男性優位社会を変えるにも、まずはその既存の社会に参入して、戦って変革していく以外にないはずだが、上野にはその発想がないようだ。じゃあ、どうすればいいというのか?

上野はこう言っている。

「フェミニズムは、女が男のようにふるまいたいという思想でも弱者が強者になりたいという思想でもなく、弱者が弱者のままで尊重される社会を求める思想です」

女も男のようにふるまうべきとはわしも思わないが、女性も男性と同等に強者になれる社会は作らなければならないと思っている。政界にももっと女性が参入し、男に媚びるのではなく、男を従える強者になれるようにしなければならないのだ。

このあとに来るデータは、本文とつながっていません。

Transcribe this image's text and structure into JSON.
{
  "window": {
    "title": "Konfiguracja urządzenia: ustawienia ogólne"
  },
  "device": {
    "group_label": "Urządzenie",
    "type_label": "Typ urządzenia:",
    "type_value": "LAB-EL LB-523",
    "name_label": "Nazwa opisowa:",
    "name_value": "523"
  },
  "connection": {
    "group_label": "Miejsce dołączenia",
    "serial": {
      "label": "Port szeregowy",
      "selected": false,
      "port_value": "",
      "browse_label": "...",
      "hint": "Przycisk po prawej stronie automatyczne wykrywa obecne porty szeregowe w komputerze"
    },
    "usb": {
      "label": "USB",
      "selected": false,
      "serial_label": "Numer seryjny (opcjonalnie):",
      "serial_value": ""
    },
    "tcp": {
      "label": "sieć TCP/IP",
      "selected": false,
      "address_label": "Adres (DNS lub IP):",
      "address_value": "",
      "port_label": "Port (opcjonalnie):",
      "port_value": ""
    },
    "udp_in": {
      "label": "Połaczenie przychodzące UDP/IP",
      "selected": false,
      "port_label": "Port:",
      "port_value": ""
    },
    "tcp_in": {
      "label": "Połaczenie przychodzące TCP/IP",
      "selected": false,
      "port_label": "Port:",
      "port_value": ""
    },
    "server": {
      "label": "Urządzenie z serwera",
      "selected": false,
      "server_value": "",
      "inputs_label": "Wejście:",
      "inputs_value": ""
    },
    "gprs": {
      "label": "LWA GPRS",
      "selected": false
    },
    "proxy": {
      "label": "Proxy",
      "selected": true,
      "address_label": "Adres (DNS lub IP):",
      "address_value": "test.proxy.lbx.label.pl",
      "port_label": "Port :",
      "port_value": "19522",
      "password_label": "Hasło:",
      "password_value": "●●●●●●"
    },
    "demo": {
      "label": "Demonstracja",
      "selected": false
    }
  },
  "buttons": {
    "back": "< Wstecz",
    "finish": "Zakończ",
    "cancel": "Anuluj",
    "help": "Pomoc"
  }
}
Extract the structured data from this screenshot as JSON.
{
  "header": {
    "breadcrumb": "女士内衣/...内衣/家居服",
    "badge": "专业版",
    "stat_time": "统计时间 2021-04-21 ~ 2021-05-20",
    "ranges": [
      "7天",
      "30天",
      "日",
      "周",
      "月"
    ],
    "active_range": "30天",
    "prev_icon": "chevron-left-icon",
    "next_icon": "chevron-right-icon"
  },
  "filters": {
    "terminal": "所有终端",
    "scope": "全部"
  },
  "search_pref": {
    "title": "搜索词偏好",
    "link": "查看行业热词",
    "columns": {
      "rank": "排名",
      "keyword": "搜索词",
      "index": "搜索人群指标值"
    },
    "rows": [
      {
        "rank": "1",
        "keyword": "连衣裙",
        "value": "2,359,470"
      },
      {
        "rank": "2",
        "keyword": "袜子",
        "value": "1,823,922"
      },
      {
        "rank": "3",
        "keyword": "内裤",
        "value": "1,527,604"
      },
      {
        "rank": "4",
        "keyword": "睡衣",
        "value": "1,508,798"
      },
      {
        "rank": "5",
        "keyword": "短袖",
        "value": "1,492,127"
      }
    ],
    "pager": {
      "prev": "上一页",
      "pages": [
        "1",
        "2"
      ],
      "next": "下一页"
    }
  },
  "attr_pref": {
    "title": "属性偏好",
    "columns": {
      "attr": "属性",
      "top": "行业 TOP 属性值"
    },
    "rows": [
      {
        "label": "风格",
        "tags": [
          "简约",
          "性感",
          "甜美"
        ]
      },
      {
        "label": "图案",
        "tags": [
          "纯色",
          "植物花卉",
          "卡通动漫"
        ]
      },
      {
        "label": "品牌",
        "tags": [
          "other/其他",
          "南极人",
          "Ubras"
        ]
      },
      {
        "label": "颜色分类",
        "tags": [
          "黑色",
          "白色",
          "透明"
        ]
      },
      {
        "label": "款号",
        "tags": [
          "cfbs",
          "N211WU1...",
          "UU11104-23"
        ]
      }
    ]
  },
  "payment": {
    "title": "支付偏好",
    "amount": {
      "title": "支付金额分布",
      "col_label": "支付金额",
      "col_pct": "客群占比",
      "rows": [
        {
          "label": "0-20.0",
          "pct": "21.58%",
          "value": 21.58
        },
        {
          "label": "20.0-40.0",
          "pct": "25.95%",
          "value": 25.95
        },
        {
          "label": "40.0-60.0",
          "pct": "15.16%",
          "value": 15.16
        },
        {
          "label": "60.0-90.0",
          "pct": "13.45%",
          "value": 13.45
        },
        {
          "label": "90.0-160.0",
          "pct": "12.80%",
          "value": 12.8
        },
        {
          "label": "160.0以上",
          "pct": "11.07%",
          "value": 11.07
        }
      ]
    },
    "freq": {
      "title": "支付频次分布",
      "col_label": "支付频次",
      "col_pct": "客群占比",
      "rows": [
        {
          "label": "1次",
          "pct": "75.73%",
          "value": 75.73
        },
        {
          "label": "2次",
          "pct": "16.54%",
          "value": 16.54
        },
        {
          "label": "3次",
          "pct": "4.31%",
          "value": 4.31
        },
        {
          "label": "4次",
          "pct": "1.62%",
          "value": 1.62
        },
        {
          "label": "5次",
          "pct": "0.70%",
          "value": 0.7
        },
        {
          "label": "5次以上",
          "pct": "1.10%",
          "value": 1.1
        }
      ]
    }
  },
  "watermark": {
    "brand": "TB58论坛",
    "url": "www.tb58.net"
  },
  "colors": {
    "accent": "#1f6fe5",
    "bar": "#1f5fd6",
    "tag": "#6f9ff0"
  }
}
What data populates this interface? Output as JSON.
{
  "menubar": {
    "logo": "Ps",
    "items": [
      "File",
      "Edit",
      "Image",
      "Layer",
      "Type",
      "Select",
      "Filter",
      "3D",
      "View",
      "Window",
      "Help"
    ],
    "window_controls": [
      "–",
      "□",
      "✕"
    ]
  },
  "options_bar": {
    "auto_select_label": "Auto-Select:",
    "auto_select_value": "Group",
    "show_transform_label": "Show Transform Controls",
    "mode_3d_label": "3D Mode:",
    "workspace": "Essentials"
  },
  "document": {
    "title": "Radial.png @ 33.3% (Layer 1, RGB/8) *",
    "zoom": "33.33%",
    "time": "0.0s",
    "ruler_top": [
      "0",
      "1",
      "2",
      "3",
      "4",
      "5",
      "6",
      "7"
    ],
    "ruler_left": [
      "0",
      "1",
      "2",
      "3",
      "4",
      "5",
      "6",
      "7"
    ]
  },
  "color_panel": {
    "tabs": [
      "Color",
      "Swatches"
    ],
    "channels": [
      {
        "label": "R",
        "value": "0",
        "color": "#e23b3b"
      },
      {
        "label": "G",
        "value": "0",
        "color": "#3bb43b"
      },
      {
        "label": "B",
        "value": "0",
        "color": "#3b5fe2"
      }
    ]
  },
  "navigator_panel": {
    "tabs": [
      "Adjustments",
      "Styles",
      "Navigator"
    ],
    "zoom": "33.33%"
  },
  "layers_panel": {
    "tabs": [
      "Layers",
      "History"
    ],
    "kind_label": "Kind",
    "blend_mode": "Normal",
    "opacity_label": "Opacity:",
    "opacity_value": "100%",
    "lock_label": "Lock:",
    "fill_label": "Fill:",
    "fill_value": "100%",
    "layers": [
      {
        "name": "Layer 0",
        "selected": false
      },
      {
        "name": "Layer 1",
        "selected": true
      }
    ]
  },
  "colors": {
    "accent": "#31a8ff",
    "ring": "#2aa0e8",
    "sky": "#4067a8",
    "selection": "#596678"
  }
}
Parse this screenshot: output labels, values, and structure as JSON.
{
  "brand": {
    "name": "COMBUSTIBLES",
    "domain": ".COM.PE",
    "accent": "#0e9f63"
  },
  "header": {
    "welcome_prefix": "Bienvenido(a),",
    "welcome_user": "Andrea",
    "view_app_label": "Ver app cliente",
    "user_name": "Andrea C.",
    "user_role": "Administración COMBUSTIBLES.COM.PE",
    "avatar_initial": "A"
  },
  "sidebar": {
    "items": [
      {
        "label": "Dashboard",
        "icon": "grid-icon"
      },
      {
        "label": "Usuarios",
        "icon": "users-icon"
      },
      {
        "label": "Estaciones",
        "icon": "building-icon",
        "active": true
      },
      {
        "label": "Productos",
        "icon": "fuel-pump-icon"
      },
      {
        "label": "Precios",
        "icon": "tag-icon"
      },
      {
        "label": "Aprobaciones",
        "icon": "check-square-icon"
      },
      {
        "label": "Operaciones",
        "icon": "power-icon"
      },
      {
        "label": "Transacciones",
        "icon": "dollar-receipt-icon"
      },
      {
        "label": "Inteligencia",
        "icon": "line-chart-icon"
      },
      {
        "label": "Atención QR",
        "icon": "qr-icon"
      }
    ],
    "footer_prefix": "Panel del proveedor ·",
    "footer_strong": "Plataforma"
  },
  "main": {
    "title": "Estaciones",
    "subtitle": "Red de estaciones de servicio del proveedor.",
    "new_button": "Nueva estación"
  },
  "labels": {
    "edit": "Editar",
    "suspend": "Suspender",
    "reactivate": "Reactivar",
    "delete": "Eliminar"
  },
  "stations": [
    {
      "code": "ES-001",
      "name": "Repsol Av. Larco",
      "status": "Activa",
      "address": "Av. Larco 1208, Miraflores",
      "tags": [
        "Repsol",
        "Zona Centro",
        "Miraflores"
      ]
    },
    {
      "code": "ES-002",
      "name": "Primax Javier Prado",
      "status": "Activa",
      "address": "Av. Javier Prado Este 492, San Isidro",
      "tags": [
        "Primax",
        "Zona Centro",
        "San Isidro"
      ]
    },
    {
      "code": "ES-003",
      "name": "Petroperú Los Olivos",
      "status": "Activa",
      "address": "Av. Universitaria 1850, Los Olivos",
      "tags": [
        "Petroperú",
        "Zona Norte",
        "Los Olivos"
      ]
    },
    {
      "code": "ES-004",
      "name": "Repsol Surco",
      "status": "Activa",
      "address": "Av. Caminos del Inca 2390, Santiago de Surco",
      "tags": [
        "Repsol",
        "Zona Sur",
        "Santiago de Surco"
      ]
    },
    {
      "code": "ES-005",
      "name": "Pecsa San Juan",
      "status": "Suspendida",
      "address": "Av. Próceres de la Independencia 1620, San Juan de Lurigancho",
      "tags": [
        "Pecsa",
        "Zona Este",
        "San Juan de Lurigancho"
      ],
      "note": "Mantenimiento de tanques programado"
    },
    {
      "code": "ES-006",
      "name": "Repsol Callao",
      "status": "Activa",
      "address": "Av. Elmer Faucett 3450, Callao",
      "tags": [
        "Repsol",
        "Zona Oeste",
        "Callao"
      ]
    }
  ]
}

ところが上野は「女は弱者」であり、それは決して変わらないということを前提にして、「弱者が弱者のままで尊重される社会」を作ろうというのだ。

上野は女性のくせに、女は永遠の「弱者」だと思うなんて、恥ずかしくないのだろうか?

それに、「弱者が弱者のままで尊重される社会」を作るのなら社会主義を目指すしかなく、革命を起こす以外ない。しかも革命を起こしたところで、そんな社会は絶対にできないということは、とっくに証明されている。

ここに、フェミニズムの限界が完全に露呈している。フェミニズムは社会主義と一体化し、女性を永遠の弱者と認定している。そこで上野千鶴子のように、「男並みの強さより弱者の尊重を」という主張に堕してしまうのだ。

女性が永遠の弱者だなんてことは決してない。特に日本においては、歴史上に女帝の時代が存在するのだ。 これを描き出しているのがわしの『神功皇后論』であり、その重要性はますます大きくなっていくばかりである。

それにしても、わしと上野千鶴子、どっちが「女性の尊厳」を大切にしていることになるのだろうか?

高市早苗が首相になってからSNSでは、高市に批判的なことを書けば大炎上、褒めたり擁護したりすれば大絶賛という状態になっている。

山尾志桜里も高市擁護の発言を始めた途端、それまで「不倫」の問題で叩きまくっていたネトウヨたちがみんな絶賛に転じた。今まで何を言ってもバッシングされていた山尾にとっては、さぞかし心地よいことだろう。